Oxidative stress plays an important role in the ability for dapagliflozin, a sodium glucose cotransporter 2 (SGLT2) inhibitor, to effectively ease diabetic nephropathy, according to lead author Takashi Hatanaka of Nagoya University. The study will be presented in a poster session on June 6 at the American Diabetes Association 75th Scientific Sessions in Boston, MA.
The team’s previous research showed that dapagliflozin helps protect against diabetic nephropathy. In order to get a full understanding on whether the drug works directly through the kidney, the team studied the effects of the inhibitor as well as insulin.
Eight-week old Akita mice were used and either received 1.0 mg/kg of dapagliflozin or insulin for 12 weeks. The authors noted that titrated insulin doses were used in the untreated group so that blood glucose levels could be proportionate to those in the dapagliflozin group.
“Compared with non-treated Akita mice, dapagliflozin and insulin equally decreased blood glucose and hemoglobin A1c levels,” the team explained.

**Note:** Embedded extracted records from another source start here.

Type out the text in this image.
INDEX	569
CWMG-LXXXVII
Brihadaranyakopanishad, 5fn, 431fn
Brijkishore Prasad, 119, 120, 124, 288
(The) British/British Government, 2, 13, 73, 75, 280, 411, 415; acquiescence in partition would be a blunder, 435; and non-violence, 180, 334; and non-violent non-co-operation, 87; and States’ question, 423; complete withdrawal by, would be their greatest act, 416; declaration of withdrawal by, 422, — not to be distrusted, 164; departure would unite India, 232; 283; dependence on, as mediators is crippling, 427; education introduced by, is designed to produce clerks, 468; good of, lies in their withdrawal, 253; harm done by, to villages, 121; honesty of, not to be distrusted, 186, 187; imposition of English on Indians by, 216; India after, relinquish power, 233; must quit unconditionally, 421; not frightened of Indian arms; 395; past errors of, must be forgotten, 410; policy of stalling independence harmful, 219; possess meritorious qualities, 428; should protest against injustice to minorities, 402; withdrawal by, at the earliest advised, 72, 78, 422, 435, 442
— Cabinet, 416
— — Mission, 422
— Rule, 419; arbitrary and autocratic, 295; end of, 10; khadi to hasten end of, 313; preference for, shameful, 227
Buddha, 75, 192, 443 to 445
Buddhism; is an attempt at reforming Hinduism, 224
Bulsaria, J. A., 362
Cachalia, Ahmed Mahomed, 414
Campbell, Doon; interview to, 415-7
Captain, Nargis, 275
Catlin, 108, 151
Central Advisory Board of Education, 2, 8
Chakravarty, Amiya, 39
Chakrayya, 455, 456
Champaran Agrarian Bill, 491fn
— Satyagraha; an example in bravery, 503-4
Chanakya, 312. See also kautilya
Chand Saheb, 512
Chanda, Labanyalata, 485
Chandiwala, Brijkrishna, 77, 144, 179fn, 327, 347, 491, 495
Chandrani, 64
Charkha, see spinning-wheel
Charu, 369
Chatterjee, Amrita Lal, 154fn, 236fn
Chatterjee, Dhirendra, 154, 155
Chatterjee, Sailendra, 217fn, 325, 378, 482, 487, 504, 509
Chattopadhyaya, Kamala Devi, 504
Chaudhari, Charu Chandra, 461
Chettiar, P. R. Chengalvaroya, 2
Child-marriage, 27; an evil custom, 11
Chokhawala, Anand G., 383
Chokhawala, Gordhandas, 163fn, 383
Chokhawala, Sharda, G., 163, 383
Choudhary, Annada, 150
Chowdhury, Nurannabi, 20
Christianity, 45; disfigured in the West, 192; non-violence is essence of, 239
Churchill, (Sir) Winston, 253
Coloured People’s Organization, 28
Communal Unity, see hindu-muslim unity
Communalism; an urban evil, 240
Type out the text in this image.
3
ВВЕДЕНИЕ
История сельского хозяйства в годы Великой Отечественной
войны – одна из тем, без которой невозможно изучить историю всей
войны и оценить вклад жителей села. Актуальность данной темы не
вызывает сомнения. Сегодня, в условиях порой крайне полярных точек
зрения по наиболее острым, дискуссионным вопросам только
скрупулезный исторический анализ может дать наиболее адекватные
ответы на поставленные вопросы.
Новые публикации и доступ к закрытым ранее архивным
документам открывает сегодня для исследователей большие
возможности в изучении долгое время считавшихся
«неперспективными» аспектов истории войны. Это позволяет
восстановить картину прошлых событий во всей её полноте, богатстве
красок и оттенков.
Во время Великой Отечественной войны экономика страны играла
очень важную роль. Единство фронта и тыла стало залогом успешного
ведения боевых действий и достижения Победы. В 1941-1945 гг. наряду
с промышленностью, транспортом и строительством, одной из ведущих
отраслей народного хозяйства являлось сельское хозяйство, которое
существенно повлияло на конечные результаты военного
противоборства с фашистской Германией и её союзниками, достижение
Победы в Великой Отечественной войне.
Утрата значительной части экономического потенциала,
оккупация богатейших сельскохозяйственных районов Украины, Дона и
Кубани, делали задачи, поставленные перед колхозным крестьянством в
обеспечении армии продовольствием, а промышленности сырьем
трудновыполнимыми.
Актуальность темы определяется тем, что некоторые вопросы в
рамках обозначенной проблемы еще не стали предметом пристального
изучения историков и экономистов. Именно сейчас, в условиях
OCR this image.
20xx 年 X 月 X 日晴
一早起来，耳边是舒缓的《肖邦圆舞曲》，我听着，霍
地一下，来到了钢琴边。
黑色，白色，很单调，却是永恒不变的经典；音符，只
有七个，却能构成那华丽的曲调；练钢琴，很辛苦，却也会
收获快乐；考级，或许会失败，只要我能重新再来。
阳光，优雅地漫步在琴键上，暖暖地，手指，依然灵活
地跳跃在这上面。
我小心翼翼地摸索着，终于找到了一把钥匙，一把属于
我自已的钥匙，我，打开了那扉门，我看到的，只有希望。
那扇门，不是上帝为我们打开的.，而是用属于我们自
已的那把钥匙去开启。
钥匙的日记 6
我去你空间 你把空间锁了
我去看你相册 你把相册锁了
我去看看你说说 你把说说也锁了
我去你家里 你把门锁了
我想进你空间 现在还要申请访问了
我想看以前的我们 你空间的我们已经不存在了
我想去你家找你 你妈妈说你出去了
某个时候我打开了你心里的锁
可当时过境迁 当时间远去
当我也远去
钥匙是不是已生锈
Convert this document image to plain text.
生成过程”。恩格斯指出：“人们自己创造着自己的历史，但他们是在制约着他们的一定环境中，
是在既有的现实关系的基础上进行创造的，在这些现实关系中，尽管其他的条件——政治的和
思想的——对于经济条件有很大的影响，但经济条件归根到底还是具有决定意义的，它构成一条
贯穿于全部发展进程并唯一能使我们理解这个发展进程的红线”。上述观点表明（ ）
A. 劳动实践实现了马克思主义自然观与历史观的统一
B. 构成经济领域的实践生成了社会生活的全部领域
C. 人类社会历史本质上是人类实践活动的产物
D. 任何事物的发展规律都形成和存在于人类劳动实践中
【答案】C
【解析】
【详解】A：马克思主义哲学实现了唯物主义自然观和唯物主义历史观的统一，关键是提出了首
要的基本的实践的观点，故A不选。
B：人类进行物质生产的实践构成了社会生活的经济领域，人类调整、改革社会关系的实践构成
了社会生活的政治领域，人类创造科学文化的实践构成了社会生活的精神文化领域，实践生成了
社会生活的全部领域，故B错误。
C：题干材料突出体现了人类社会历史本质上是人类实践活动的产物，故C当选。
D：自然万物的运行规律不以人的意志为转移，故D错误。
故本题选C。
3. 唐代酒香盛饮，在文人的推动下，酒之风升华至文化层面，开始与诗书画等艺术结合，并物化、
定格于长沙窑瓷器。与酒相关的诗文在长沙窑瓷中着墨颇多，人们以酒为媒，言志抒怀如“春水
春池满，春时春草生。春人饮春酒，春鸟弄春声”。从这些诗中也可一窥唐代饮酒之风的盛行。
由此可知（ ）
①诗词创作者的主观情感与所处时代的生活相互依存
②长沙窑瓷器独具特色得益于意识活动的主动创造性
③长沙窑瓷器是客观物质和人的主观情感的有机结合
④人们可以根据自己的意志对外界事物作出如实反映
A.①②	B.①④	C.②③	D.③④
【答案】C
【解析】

While there were not any differences in body weight, creatinine clearance, and blood pressure between the two treated groups, the mice that received dapagliflozin had greater water intake and urine. The dapagliflozin group also showed the greatest improved urinary albumin excretion.
“Our study demonstrated that the inhibition of SGLT2 by dapagliflozin alleviates diabetic nephropathy directly by inhibiting oxidative stress in diabetic Akita mice,” the study concluded.